Sunday, October 11, 2009

Karaindrou Scores Angelopoulos: Dust of Time

Dust of Time: Music for the Film by Theo Angelopoulos
By Eleni Karaindrou
ECM New Series 2070


You haven’t seen the film, now buy the soundtrack. Relatively few people have had the chance to screen Theo Angelopoulos’s Dust of Time at European film festivals, but international cineastes will already be well aware of the new film from the Cannes award winning director. Many will also be familiar with the music of Eleni Karaindrou, who since 1983 has scored Angelopoulos’s films, as has been documented on six previous CDs of film music released on the ECM label. Thanks to label founder Manfred Eicher’s commitment to Karaindrou’s music and his confidence in the enduring value of the finest film scores, Karaindrou’s music from Dust of Time is now available in America, well ahead of the film itself.

Though jazz was an early influence on Karaindrou, her collaborations with Angelopoulos have largely been contemporary classical music, at times seasoned with traditional Greek folk music.

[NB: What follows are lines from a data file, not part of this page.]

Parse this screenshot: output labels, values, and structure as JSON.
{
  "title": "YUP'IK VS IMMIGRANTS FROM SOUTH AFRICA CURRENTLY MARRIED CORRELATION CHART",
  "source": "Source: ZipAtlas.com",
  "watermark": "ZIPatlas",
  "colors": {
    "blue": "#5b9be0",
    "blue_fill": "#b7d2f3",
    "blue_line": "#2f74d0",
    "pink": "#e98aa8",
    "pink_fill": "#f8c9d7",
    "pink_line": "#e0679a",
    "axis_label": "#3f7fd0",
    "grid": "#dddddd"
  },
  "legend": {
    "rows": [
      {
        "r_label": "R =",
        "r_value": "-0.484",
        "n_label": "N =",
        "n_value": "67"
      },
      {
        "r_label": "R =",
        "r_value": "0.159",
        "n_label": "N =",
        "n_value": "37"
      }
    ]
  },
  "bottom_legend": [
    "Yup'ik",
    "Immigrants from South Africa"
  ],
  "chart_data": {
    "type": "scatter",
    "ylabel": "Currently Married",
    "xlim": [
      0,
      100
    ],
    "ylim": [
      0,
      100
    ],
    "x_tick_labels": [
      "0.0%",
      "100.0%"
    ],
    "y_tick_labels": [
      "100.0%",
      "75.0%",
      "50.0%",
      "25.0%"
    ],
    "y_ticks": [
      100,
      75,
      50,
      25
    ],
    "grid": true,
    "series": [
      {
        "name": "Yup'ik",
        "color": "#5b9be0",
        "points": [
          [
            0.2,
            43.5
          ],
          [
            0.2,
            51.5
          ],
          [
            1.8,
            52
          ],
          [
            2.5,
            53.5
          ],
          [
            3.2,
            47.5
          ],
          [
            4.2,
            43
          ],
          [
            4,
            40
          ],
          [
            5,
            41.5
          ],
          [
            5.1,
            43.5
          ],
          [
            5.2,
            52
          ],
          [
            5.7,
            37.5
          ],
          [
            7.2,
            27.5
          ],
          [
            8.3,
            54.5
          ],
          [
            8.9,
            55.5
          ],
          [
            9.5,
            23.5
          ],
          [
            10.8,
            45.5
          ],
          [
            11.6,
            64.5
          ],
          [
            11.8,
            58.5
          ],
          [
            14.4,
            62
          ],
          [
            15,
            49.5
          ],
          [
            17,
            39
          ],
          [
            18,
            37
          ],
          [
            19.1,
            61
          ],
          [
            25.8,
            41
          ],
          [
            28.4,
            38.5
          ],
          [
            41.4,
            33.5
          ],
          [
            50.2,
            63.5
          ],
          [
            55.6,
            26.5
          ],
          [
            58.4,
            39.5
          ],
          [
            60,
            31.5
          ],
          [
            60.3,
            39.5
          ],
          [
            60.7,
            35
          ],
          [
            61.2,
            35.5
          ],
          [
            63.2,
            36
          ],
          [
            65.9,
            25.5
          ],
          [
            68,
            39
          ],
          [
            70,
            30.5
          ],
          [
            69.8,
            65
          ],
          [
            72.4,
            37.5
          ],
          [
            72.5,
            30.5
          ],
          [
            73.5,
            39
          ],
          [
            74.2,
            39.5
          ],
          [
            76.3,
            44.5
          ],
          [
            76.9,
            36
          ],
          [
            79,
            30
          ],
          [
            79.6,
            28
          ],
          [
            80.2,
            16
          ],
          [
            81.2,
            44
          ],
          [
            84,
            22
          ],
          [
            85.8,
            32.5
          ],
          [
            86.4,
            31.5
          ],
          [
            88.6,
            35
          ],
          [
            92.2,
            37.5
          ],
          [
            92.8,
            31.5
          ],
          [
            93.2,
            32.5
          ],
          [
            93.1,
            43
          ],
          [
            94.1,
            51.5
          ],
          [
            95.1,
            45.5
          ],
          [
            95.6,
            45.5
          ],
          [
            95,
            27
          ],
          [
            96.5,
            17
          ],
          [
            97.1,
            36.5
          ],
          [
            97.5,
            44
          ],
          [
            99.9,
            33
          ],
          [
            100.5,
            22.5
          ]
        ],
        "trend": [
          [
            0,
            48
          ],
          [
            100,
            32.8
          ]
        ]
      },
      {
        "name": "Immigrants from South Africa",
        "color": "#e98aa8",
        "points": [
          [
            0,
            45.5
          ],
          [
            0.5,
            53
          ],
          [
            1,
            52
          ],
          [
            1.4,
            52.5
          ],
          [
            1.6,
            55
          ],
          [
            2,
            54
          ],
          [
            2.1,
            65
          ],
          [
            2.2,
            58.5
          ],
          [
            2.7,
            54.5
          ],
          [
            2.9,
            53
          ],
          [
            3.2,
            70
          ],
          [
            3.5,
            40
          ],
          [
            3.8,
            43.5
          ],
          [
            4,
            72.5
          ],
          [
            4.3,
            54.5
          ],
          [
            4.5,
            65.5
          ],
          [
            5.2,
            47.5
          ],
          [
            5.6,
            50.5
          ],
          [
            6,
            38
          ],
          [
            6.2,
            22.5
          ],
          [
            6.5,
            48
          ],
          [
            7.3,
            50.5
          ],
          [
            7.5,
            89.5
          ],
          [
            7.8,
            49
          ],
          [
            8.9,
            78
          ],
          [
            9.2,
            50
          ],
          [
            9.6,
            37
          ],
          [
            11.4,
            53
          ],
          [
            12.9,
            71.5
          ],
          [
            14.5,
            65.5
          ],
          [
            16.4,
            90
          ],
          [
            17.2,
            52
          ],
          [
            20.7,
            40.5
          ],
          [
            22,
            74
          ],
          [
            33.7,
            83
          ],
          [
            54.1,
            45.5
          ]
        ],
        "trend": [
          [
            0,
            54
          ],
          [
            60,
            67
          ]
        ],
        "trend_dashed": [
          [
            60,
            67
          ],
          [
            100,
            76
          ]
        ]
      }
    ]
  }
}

Such is the case again with Dust (starring Willem Dafoe, Irene Jacob, and Michel Piccoli), which intertwines a filmmaker’s search for his missing daughter with his memories of his own parents, cruelly separated by the Second World War and its aftermath.

Since the prodigal father character is a pianist, the piano logically has a significant role in Karaindrou’s score, but violin, cello, and harp are in fact the dominant voices of Dust. Indeed, Sergiu Nastasa’s violin sets the elegiac tone right from the beginning, while Maria Bildea’s harp adds a nostalgic once-upon-a-time ambiance to “Les Temps Perdu.” Like many of Angelopoulos’s films, Dust is, by most reports, more concerned with plumbing the mysteries of the past (both the intimately personal and the grandly historical) than observing orderly narrative structures. Clearly, Karaindrou’s chamber-like themes are perfectly suited to such a memory play.

Several motifs repeat throughout Karaindrou’s score, perhaps the most critical being the “Dance Theme,” which is used in Dust for the soundtrack recording session of the protagonist’s film-within-the-film. Both variations (the CD release actually programs the second before the first), employ cello, strings, bassoon, oboe, and accordion to create darkly hued musical vignettes. However, the fully orchestrated, symphonic rendition of “Dance” is a sweepingly passionate piece, featuring Natalia Michailidou’s delicate piano interpretation of Karaindrou’s stirring theme.

Inherently part of a greater whole, the themes from Dust are most rewarding when heard in their full context, but there are several tracks that would stand alone quite well, including the symphonic “Dance.” Likewise, Dinos Hadjiiordanou’s accordion gives “Waltz By the River” a sadly romantic old world feeling that holds up nicely as a self contained composition. Yet, perhaps the most dramatic, emotionally unified excerpt from Karaindrou’s score is “Memories from Siberia,” featuring Renato Ripo’s achingly mournful cello introduction.

Despite the fragmentary nature of film scores in general, Karaindrou’s music from Dust is surprisingly effective independent of Angelopoulos’s film. Her themes and motifs fit seamlessly together in a gorgeously rendered set of ruminative music.